As a footnote to the festival, Sweet Alice said that Pigmeat Jarrett recently passed away. Pigmeat was 96 years old and had played professionally blues, ragtime and boogie woogie piano since he was 15 years old when he came to Cincinnati from Cordele, Georgia. His father was a Gullah tribesman and Pigmeat learned his trade on riverboats during the '20s.
He played with Louis Armstrong, accompanied Bessie Smith and was a part of the hot blues scene in Cincinnati during the '50s when King Records was a major blues and R&B label. Pigmeat had steady gigs at Arnold's, Cory's and Coco's in Cincinnati and was featured at the 1992 Chicago Blues Festival on the Front Porch Stage. He played right up to the end, performing two days before he died.
Check out Steve Tracy's book, "Going to Cincinnati," which has a chapter on Pigmeat and the times in which he lived.
Pigmeat now joins Sunnyland Slim playing those ivories beyond the pearly gates.
Lonnie Mack made the point at last year's MERF benefit at Coyote's about the vulnerability of musicians because they don't have pensions and medical insurance. Jim Rosen, the main harpman with the Mudcats, now needs our help. He recently had a kidney and tumor removed and faces additional medical treatment. Jim has always been on the front line helping others through MERF and the KYANA Blues Society at fundraisers.
A whole series of benefits are being set up to assist Jim through these tough times.

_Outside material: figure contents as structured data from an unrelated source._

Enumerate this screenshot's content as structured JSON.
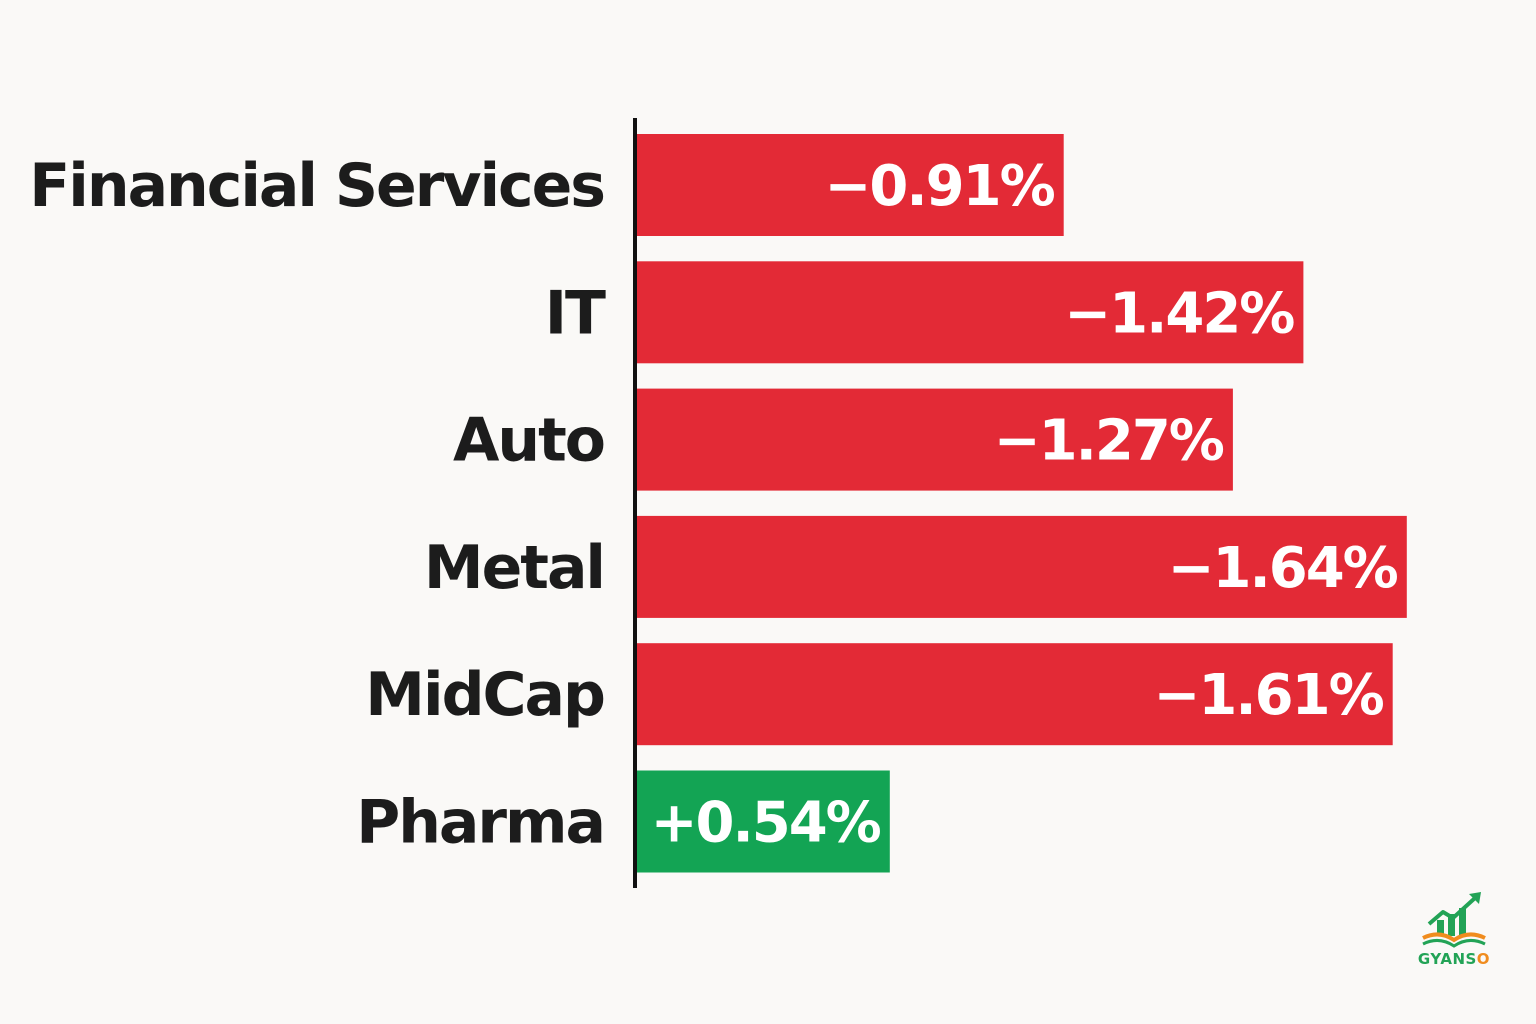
{
  "chart_data": {
    "type": "bar",
    "orientation": "horizontal",
    "categories": [
      "Financial Services",
      "IT",
      "Auto",
      "Metal",
      "MidCap",
      "Pharma"
    ],
    "values": [
      -0.91,
      -1.42,
      -1.27,
      -1.64,
      -1.61,
      0.54
    ],
    "value_labels": [
      "−0.91%",
      "−1.42%",
      "−1.27%",
      "−1.64%",
      "−1.61%",
      "+0.54%"
    ],
    "colors": {
      "negative": "#e32a36",
      "positive": "#13a454",
      "axis": "#111111"
    },
    "title": "",
    "xlabel": "",
    "ylabel": "",
    "grid": false,
    "legend": "none"
  },
  "logo": {
    "text_main": "GYANS",
    "text_accent": "O",
    "icon": "growth-chart-book-icon"
  }
}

The first event was scheduled to be held at Stevie Ray's on Sept. 28, featuring harmonica innovator Lee Oskar.
The 3rd Annual Louisville Blues Harmonica Showdown will be Oct. 4 at Butchertown Pub. This year the money will go to Jim instead of the Sonny Boy Williamson Blues Museum. According to Scott Mullins, who is organizing the event again, the expanding list of musicians includes Rodney Hatfield, Rougie Ray, Joe Pinkerton, Greg Martin, Lamont Gillespie, Duke Robillard, plus many more.
Other benefits to follow include Oct. 5 at Phoenix Hill featuring several rock bands, and another at O'Malley's Corner with local and regional bands participating. Her is a chance to pay back Jim for all those great performances he has given us over the years.